In June 2007 McElroy led a combined student/alumni study abroad group to the Galapagos for a course titled “Biology in a Social Context: Galapagos and Ecuador.” In addition to examining biodiversity “hotspots” they discussed ecotourism, bioprospecting and the property rights of indigenous peoples.
The presentation is timely since this year is the 200th anniversary of the birth of Charles Darwin, who became one of the island’s most celebrated visitors when he reached there on the HMS Beagle on Sept. 15, 1835.
McElroy’s presentation is scheduled for 7 p.m. Thursday at Barnes & Noble, 1680 Campbell Lane.
McElroy received his master’s and doctorate from the University of Maine’s Department of Zoology.

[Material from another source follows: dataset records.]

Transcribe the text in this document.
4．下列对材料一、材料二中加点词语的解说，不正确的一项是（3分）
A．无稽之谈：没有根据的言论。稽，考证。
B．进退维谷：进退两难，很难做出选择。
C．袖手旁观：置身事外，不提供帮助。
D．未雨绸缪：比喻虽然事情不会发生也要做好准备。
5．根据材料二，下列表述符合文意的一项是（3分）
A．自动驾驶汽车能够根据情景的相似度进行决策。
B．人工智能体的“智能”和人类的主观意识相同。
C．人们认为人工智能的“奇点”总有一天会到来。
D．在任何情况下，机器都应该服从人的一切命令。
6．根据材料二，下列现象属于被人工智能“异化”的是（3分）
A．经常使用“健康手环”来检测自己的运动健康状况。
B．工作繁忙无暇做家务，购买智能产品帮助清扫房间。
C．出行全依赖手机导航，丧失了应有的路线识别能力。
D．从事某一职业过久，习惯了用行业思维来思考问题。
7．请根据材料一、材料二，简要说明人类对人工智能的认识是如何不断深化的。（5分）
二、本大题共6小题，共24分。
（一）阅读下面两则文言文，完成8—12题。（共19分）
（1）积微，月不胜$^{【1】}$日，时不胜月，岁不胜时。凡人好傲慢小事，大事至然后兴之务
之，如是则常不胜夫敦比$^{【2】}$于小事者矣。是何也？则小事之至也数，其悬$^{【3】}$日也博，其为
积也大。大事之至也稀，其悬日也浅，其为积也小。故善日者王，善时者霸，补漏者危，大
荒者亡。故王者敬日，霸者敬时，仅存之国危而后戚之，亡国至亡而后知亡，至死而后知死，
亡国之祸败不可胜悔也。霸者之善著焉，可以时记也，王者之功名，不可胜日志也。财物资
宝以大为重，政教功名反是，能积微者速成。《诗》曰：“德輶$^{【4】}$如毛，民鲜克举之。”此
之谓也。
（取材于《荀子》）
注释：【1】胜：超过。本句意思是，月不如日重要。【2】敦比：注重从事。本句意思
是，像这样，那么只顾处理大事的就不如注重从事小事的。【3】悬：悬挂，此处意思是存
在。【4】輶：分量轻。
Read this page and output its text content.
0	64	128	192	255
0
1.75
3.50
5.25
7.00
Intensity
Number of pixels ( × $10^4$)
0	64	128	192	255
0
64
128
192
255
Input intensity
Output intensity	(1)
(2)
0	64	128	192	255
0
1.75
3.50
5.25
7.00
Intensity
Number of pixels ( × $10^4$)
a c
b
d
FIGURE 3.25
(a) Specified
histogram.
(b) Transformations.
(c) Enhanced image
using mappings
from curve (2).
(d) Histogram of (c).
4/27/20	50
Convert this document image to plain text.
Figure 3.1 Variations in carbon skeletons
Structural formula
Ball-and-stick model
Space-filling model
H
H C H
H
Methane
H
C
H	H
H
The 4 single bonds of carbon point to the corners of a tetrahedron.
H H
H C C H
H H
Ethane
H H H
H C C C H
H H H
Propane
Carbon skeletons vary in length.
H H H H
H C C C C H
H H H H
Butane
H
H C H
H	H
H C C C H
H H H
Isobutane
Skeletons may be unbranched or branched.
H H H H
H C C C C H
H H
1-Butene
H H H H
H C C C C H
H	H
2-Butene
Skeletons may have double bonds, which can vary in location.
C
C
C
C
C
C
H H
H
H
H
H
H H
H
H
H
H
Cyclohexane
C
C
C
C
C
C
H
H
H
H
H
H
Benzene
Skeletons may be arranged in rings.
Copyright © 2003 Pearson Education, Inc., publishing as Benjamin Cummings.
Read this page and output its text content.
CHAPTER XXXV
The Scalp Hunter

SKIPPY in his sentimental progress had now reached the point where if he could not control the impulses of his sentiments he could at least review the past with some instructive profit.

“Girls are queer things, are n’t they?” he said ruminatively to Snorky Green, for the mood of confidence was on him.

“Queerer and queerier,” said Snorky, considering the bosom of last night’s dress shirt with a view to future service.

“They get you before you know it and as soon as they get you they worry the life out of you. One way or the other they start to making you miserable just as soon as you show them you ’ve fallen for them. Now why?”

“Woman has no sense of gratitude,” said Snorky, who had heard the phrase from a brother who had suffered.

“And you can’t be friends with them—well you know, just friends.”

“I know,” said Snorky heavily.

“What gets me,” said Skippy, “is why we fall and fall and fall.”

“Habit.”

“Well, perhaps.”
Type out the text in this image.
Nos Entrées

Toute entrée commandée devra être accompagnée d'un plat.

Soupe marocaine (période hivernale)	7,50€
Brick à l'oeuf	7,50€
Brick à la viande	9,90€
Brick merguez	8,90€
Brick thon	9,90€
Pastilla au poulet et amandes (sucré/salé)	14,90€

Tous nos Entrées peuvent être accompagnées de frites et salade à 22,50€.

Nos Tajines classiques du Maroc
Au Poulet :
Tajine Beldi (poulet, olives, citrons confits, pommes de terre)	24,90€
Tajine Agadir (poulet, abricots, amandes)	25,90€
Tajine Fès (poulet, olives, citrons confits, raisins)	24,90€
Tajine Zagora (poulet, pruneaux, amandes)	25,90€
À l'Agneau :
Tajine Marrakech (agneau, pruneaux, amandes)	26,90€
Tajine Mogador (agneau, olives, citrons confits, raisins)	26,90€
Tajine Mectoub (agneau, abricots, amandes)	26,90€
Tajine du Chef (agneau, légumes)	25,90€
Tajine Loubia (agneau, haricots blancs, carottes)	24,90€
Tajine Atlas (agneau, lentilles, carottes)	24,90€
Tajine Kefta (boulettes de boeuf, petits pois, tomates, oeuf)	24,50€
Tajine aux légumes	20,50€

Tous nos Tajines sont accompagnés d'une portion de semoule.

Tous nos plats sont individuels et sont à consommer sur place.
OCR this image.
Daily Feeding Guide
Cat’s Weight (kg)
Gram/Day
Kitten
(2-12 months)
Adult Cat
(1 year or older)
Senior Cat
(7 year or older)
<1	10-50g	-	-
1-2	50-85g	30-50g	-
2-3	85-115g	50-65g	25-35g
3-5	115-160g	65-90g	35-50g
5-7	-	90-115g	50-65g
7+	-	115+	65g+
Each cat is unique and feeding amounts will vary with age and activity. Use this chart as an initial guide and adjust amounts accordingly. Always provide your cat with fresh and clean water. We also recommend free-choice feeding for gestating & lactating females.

After stints at Colby College and postdoctoral research at Arizona State University, McElroy came to WKU in 1993. He has taught biology, served as director of the University Honors Program, coordinated the American Democracy Project at WKU, and served as an Assistant to the Provost for QEP (Quality Enhancement Plan) Implementation.
He’s received numerous grants related to both higher education and biology. His diverse research interests have involved studying the “evolution of Lake Malawi Cichlids” in Africa, conserving species of the Gila in the Upper Colorado Basin, using highly sensitive molecular markers to survey population genetic structure, and doing genetic analysis of whitetail deer in Kentucky. He’s also taken students to east Africa to study African Game Species.
His articles have appeared in the Journal of Wildlife Management, the Encyclopedia of Genetics and many others.